Previous air crash reports show that in such high-profile cases there can be disagreements among parties about the cause.

In Paris, France’s BEA air accident investigation agency said data from the jet’s cockpit voice recorder had been successfully downloaded. The French agency said on Twitter it had not listened to the audio files and the data had been transferred to Ethiopian investigators.

In Addis Ababa, a source who has listened to the air traffic control recording of the plane’s communications said flight 302 had an unusually high speed after take-off before it reported problems and asked permission to climb quickly.
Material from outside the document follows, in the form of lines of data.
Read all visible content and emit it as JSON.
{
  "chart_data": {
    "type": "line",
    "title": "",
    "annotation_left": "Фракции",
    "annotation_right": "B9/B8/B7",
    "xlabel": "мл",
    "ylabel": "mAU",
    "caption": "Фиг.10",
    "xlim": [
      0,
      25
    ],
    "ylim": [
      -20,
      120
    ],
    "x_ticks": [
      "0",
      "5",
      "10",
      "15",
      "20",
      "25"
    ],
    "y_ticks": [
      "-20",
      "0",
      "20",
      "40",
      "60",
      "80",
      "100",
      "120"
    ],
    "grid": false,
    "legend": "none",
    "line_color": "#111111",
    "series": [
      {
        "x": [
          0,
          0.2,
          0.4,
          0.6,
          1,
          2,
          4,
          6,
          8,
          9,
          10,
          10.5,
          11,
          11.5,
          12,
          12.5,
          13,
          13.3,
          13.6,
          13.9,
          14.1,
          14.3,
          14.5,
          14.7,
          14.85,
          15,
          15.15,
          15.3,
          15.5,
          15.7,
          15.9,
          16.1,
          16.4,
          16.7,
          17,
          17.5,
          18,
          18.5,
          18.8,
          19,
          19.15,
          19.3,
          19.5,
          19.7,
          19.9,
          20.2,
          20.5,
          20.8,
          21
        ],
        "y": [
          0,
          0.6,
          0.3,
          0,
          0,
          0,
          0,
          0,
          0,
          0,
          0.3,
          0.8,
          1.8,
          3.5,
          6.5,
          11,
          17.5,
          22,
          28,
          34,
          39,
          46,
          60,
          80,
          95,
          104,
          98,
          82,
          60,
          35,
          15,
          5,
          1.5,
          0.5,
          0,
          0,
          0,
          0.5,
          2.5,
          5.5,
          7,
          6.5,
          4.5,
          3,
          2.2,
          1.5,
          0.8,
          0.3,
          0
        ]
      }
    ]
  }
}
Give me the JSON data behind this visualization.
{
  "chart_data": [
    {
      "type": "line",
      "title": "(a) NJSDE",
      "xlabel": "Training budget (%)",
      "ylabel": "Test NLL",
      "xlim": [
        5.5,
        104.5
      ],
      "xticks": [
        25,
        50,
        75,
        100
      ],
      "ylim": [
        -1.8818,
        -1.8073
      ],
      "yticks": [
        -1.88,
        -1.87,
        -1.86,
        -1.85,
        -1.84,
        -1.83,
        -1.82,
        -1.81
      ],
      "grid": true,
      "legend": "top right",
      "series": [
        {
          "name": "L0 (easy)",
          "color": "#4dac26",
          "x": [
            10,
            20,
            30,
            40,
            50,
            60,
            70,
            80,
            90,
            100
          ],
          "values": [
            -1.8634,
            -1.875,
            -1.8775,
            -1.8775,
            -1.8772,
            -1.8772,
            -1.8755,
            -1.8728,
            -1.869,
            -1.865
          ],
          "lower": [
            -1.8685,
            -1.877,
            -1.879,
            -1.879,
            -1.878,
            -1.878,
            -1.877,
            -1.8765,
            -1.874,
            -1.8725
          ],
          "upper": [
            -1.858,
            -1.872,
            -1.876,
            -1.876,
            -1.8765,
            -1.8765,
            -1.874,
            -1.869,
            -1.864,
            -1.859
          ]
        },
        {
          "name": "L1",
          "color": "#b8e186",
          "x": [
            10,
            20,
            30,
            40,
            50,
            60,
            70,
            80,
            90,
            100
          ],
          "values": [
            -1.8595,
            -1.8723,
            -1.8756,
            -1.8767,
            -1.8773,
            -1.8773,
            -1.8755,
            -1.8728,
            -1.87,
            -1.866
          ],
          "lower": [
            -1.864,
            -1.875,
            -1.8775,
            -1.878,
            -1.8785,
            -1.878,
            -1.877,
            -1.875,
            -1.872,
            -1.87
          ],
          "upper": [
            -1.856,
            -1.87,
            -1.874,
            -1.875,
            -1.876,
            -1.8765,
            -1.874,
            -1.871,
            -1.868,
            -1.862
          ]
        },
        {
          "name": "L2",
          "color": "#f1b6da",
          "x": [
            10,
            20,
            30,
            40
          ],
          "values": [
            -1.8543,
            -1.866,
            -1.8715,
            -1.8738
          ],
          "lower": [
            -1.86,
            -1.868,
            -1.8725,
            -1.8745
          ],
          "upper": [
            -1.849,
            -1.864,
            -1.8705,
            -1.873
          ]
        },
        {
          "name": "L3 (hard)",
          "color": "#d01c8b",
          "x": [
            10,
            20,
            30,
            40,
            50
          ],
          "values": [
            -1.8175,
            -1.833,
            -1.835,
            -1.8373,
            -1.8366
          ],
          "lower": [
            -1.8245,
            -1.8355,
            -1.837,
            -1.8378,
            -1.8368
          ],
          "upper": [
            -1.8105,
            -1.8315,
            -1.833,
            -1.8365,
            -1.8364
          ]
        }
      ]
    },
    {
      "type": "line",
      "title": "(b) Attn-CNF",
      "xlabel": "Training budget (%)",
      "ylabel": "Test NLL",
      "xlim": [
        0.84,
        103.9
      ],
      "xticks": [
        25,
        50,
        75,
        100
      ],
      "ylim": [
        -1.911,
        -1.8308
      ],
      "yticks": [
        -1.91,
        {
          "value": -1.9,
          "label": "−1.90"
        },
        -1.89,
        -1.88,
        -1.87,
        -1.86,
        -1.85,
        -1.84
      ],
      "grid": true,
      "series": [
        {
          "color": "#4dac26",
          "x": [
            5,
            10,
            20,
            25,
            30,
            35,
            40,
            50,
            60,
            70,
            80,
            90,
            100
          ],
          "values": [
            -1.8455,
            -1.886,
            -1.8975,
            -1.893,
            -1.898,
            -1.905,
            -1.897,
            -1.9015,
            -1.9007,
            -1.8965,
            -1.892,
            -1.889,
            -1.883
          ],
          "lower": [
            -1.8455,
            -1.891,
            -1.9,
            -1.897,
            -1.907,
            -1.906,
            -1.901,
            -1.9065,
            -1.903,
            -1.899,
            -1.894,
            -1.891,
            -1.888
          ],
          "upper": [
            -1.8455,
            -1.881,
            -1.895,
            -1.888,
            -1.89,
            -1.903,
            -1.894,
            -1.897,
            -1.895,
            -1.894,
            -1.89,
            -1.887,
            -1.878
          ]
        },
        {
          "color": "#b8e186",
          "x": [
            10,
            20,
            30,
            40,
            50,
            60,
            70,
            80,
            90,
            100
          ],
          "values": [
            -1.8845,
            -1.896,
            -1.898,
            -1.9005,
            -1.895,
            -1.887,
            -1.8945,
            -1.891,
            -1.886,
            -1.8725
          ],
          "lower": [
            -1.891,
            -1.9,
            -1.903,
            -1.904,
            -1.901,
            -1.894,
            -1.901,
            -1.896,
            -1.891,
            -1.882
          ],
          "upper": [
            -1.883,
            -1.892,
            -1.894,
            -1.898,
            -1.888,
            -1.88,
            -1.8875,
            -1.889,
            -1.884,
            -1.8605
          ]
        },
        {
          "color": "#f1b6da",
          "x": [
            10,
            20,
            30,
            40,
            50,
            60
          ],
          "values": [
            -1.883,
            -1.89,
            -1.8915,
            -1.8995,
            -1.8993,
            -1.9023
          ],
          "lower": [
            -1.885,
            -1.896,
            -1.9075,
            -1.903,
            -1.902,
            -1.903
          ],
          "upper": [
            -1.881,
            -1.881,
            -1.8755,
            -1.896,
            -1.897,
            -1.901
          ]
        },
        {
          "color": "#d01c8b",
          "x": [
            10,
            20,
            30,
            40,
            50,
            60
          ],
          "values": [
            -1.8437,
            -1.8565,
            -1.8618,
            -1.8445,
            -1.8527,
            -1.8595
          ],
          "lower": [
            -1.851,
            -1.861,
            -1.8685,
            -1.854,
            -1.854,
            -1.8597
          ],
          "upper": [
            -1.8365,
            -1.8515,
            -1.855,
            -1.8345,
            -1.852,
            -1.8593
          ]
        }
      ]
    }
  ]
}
Last Monday, Boeing, shares of which have fallen 10 percent in the week since the crash, said it would deploy a software upgrade to the 737 MAX 8, hours after the FAA said it would mandate “design changes” in the aircraft by April.

A Boeing spokesman said the 737 MAX was certified in line with identical FAA requirements and processes that governed certification of all previous new airplanes and derivatives. The spokesman said the FAA concluded that MCAS on 737 MAX met all certification and regulatory requirements.